The way I'd personally do it use users option. That way , a partition is available to all users - maybe I've car manual that my dad wants to read there with his account, maybe my mom also wants to open shared photo album using her account - whatever the reason may be. An example would be:

# MY WINDOWS PARTITION

UUID=4EBAAE53BAAE36FD /media/WINDOWS  ntfs noatime,nodiratime,users,rw 0 0

However, yes, that's a security hole.
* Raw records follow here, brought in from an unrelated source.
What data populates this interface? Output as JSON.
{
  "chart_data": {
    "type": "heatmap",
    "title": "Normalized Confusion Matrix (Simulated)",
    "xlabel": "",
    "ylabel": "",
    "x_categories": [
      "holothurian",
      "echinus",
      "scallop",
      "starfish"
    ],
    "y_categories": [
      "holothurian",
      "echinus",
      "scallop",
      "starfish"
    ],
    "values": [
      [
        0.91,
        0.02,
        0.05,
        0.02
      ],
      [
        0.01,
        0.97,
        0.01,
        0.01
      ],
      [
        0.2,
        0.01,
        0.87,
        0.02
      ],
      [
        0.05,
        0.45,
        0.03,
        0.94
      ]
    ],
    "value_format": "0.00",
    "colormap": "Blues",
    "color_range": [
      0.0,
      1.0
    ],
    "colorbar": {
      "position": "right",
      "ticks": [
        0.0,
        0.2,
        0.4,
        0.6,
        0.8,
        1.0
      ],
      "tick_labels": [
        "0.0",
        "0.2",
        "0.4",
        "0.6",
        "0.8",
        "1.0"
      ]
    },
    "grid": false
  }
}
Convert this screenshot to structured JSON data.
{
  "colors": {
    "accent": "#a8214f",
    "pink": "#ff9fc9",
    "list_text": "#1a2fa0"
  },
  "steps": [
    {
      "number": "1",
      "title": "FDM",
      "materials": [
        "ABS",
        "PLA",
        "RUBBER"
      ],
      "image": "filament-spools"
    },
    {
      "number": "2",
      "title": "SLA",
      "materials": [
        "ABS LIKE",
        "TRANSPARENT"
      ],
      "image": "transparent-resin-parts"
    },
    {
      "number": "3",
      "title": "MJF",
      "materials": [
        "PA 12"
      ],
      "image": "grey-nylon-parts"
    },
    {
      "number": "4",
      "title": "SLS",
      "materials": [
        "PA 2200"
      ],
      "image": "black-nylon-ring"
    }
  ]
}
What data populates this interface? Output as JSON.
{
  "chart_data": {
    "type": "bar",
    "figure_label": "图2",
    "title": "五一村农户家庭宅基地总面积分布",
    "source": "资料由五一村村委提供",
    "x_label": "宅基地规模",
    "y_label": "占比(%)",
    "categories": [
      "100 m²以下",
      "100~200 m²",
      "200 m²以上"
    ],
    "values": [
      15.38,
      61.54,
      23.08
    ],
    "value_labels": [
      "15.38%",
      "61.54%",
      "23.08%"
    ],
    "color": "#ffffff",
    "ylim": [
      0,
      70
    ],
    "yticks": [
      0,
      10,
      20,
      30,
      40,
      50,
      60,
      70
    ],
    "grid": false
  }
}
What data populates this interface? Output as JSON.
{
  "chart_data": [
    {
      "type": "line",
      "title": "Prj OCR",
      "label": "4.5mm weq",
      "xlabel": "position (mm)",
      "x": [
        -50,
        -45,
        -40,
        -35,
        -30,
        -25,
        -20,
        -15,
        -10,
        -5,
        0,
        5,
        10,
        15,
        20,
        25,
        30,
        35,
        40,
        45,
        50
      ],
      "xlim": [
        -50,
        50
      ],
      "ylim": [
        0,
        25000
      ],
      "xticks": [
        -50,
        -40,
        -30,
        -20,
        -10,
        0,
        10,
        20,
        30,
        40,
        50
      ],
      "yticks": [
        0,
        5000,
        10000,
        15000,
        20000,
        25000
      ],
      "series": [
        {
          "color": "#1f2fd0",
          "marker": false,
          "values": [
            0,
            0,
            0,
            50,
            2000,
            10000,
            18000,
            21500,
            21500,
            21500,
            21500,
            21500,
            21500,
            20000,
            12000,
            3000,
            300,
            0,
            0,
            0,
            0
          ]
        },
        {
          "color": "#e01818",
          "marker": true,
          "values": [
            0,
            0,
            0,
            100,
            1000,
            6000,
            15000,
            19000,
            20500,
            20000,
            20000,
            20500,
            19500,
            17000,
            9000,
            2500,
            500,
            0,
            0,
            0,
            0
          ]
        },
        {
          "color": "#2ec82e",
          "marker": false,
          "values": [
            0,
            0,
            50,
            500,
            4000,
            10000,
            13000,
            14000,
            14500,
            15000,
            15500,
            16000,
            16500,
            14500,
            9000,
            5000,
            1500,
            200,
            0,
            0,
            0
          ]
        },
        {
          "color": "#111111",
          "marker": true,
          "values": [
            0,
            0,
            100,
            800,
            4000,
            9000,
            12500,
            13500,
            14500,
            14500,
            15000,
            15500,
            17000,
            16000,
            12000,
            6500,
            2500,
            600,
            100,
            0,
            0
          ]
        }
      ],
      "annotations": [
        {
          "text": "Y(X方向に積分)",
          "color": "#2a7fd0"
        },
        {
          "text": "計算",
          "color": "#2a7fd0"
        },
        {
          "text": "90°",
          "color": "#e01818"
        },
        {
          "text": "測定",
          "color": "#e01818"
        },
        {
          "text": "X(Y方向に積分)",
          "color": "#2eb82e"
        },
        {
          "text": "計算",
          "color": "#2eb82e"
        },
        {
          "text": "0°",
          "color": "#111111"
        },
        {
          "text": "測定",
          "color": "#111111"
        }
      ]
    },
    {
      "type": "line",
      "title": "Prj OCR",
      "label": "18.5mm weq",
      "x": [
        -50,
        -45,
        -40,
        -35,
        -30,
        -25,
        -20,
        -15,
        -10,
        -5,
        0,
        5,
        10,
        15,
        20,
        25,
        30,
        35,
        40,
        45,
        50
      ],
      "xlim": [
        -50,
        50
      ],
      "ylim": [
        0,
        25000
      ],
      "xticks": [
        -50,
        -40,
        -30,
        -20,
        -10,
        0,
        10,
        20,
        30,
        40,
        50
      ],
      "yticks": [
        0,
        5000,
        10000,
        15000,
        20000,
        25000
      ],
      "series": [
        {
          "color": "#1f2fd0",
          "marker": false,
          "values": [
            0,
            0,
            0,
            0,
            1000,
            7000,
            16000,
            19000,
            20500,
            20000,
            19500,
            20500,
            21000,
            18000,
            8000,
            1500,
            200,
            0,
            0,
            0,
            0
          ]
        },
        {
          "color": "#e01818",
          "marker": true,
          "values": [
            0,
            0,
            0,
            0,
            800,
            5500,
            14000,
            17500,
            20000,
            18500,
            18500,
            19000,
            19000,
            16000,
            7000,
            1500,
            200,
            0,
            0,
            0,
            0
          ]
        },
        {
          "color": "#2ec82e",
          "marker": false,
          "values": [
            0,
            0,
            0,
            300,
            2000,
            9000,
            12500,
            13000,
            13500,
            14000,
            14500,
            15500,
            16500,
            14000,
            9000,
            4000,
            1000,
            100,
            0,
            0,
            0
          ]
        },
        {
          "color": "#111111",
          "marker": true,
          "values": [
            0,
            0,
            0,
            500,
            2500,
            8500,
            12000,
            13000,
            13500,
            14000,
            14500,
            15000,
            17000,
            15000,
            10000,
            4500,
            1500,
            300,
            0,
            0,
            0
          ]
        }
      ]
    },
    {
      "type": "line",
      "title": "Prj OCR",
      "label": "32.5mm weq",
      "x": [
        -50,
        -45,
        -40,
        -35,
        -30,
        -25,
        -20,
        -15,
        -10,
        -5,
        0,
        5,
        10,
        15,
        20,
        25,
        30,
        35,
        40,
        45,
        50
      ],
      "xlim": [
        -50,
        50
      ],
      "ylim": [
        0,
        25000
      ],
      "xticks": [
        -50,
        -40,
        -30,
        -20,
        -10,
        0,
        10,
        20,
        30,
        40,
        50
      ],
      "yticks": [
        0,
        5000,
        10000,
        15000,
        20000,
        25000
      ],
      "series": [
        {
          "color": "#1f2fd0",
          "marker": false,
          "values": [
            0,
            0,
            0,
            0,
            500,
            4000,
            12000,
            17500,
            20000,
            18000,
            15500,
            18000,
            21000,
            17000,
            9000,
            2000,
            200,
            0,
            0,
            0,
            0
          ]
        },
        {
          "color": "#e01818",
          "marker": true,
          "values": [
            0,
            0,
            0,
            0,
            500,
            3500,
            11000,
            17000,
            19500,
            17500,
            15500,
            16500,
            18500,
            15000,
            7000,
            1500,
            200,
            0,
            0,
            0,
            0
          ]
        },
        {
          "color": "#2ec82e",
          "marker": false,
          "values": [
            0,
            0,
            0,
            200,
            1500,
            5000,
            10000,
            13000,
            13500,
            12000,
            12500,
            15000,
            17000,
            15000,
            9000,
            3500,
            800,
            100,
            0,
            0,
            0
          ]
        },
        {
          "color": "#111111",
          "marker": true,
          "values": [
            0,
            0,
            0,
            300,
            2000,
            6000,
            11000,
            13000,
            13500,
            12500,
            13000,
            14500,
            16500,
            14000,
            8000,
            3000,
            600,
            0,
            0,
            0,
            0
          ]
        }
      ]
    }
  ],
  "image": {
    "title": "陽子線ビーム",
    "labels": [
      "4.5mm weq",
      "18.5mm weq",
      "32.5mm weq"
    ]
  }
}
So next better option is this to use uid= flag. Each user on a *nix system has unique integer number attached to them (run id command to find out your numeric id, or look into /etc/passwd file and find your username ). So, the next entry for me would look like this:

# MY WINDOWS PARTITION

UUID=4EBAAE53BAAE36FD /media/WINDOWS  ntfs noatime,nodiratime,uid=1000,rw 0 0

udisksctl approach

mount command wants you to specify a lot of information - user, filesystem type. These pieces of info you might not know how to find. There is an easier alternative, udisksctl. It will mount a partition as the user who runs it. Here's how I'd run it if I want to mount my Windows partition on my second HDD:

udisksctl mount -b /dev/sdb2

And that easily can be turned into a function in .bashrc file (define at the top)

function mountWindows
{
udisksctl mount -b /dev/sdb2
}

Now you basically have a command for mounting Windows partition. If you place call to that function at the end of your .bashrc it will be running each time you spawn terminal window. Of course it's not exactly automation , but for someone like myself who constantly has terminal window open - it's easiest automation method.

There's a small issue however - the call is made each time bash starts, meaning each time window is open. With a bit of editing we can include a check to whether or not the partition is already mounted or not.

function mountWindows
{
grep -q '/dev/sdb2' /proc/mounts
if [ $? -eq 0  ];then 
  echo ">>> Windows partition already mounted"; 
else udisksctl mount -b /dev/sdb2
fi
}

Now, each time we spawn bash we quietly check if /dev/sdb2 is in the /proc/mounts file (only stuff that's already mounted is in that file). If it's there, we just say so. If it's not, we'll run udisksctl command.